Blue Sky raises funds for grassroots investment
A Queensland-based private equity company has raised $1.5 million for an agribusiness project in six weeks, and now plans to move into funds management.
Blue Sky Private Equity raised the capital from private investors to purchase a 40-hectare macadamia plantation near Bryon Bay in New South Wales.
The minimum investment was $50,000 and Blue Sky director Mark Sowerby said an investment memorandum for sophisticated investors was used rather than a Product Disclosure Statement and it was not a tax-effective managed investment scheme.
“This investment is profit driven rather than a lot of managed investment schemes, which are tax driven,” he said.
“We will be producing some more agribusiness investment schemes, again based on returns rather than tax structure.”
The company is applying for a Financial Services Regulation licence to enable broader investment projects to be offered to a wider audience, Sowerby said.
“We are looking at property development in Queensland and we are putting together a residential project that would be along the coast at places such as Mackay, Bundaberg, Hervey Bay and Rockhampton,” he said.
“These will be small residential projects in these towns and similar to the small unit development we have done in Townsville for a group of investors.”
Sowerby said the rural location for the residential projects slots in with future agribusiness projects, and the company was looking at further macadamia plantations in Queensland.
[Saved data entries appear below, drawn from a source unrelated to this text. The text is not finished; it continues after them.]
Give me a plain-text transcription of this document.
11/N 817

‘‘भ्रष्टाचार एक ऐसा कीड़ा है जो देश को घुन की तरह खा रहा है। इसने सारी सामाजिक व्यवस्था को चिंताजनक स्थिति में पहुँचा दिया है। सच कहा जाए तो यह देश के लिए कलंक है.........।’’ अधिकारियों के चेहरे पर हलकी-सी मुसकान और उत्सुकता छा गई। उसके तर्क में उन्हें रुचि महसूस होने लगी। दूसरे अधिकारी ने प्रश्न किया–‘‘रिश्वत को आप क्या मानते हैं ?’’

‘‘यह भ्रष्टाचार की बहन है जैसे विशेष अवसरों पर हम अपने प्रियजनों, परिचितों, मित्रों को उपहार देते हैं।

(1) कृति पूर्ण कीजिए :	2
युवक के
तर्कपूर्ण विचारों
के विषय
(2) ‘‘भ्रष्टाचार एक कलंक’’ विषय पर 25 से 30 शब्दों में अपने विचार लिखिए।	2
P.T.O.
Blue Sky is expecting investors in the Bryon Bay macadamia project to get returns from three sources.
“Firstly, the capital growth of the land, which is only 15 minutes from Bryon Bay and very close to the new Highway being built from Ballina and Brisbane,” Sowerby said.
“Secondly, we are creating a valuable asset by establishing the farm on the Alstonville plateau, which is Australia’s primary macadamia growing territory.”
He said investors would also generate income from the sale of nuts in the future.